On 21/07/2022 09:13, Rafał Miłecki wrote:
That's better argument. But what's the benefit of adding generic
compatible? Devices cannot bind to it (it is too generic). Does it
describe the device anyhow? Imagine someone adding compatible
"brcm,all-soc-of-broadcom" - does it make any sense?
OK, I see it now. I can't think of any case of handling all devices
covered with suc a wide brcm,bcmbca binding.
Maybe there is some common part of a SoC which that generic compatible
would express?
Most archs don't use soc-wide generic compatible, because of reasons I
mentioned - no actual benefits for anyone from such compatible.

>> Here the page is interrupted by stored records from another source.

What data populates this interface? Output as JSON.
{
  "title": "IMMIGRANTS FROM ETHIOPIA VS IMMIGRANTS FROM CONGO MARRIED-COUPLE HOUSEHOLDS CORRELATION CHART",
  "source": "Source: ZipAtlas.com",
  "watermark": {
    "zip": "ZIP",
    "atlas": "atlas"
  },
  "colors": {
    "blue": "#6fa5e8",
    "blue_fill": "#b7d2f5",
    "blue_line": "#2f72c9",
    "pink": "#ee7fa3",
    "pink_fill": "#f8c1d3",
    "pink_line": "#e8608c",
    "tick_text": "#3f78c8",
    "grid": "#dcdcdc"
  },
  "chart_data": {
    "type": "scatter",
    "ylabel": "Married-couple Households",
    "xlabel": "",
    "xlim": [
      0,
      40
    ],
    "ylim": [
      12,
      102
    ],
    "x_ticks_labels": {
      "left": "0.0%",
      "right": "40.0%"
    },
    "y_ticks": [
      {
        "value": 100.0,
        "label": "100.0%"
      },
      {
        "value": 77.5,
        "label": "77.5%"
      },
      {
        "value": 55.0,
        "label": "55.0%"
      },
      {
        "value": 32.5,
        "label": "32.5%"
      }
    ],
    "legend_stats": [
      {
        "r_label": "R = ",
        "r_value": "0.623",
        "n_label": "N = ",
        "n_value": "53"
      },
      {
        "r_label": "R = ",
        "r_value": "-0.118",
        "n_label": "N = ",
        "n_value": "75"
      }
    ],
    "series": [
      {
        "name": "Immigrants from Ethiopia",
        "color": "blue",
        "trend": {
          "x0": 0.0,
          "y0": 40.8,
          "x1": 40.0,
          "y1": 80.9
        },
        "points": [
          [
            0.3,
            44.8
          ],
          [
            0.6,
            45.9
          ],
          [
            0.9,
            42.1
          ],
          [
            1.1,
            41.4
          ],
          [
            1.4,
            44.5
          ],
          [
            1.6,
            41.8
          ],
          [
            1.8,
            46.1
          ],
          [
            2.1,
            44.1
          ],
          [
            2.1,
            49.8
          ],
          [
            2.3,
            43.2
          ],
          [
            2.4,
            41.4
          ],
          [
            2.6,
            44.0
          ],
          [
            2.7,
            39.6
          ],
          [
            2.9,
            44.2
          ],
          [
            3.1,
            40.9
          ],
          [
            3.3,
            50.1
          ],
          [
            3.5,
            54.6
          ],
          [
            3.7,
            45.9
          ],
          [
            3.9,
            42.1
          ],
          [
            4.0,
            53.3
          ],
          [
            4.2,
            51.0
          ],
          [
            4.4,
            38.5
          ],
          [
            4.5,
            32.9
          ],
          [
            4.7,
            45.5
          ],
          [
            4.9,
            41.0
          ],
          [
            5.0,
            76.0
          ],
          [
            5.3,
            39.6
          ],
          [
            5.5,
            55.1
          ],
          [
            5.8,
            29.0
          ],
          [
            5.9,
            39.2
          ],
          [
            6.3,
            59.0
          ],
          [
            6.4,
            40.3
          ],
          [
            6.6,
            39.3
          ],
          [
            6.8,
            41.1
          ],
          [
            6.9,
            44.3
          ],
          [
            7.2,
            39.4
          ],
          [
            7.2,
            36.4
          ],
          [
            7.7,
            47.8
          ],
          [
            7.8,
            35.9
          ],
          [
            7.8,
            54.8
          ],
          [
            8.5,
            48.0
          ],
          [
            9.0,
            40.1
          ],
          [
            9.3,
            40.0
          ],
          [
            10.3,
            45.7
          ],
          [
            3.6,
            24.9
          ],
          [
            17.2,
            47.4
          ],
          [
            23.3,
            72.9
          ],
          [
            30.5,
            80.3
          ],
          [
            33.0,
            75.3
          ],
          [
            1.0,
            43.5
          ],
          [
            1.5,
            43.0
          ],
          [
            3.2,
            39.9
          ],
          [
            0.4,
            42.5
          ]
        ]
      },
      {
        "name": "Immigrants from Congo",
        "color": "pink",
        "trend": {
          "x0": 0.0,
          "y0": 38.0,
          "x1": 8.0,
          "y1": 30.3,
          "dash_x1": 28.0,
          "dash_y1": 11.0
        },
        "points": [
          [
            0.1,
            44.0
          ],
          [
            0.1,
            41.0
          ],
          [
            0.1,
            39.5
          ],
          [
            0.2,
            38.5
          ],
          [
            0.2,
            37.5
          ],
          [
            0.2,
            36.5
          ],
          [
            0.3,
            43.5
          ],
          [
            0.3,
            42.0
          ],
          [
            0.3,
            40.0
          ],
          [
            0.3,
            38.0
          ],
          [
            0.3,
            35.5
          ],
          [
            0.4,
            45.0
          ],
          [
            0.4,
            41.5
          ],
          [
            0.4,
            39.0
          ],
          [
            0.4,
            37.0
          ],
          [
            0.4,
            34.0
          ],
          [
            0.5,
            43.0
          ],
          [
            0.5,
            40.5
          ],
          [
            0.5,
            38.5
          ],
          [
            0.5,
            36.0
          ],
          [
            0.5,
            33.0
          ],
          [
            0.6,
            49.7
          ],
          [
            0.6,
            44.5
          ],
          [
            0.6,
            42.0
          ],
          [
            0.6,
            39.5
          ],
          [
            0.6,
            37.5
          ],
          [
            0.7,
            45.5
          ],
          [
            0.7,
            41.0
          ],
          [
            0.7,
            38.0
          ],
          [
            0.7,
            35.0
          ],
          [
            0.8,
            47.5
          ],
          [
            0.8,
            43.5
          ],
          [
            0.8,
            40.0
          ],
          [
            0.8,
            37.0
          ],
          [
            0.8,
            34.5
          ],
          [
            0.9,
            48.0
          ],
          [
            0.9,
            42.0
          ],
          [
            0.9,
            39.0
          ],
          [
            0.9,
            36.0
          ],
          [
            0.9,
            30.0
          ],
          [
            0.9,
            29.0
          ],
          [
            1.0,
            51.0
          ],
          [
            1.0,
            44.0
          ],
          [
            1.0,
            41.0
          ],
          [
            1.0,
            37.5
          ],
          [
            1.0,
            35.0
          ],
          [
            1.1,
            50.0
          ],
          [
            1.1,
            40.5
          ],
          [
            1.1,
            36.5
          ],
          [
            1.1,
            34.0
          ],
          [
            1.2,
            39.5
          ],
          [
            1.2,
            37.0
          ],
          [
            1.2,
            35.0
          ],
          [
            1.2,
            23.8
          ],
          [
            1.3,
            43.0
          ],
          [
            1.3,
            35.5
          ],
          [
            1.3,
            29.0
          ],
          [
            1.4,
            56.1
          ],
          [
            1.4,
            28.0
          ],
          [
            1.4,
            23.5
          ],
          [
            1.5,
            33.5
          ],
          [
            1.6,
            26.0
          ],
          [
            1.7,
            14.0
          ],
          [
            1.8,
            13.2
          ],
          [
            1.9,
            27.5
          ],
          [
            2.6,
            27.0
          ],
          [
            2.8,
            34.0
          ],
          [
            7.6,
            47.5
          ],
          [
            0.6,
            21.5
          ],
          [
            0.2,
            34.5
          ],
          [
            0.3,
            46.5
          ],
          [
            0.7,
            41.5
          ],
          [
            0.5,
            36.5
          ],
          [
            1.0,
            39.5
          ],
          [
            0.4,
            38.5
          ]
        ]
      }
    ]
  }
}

But there are exceptions. I fouun socfpga and apple. The apple sounds as
mistake to me, because the generic "apple,arm-platform" compatible looks
like covering all possible Apple ARM platforms. I think Apple ARM
designs in 20 years will not be compatible at all with current design,
so such broad compatible is not useful... but that's only my opinion.
This leads me to another question if we should actually totally drop
brcm,bcmbca from other SoCs bindings, see linux-next's
Documentation/devicetree/bindings/arm/bcm/brcm,bcmbca.yaml
This would be tricky as it was already accepted, unless all sit in
linux-next and did not make to v5.19-rc1.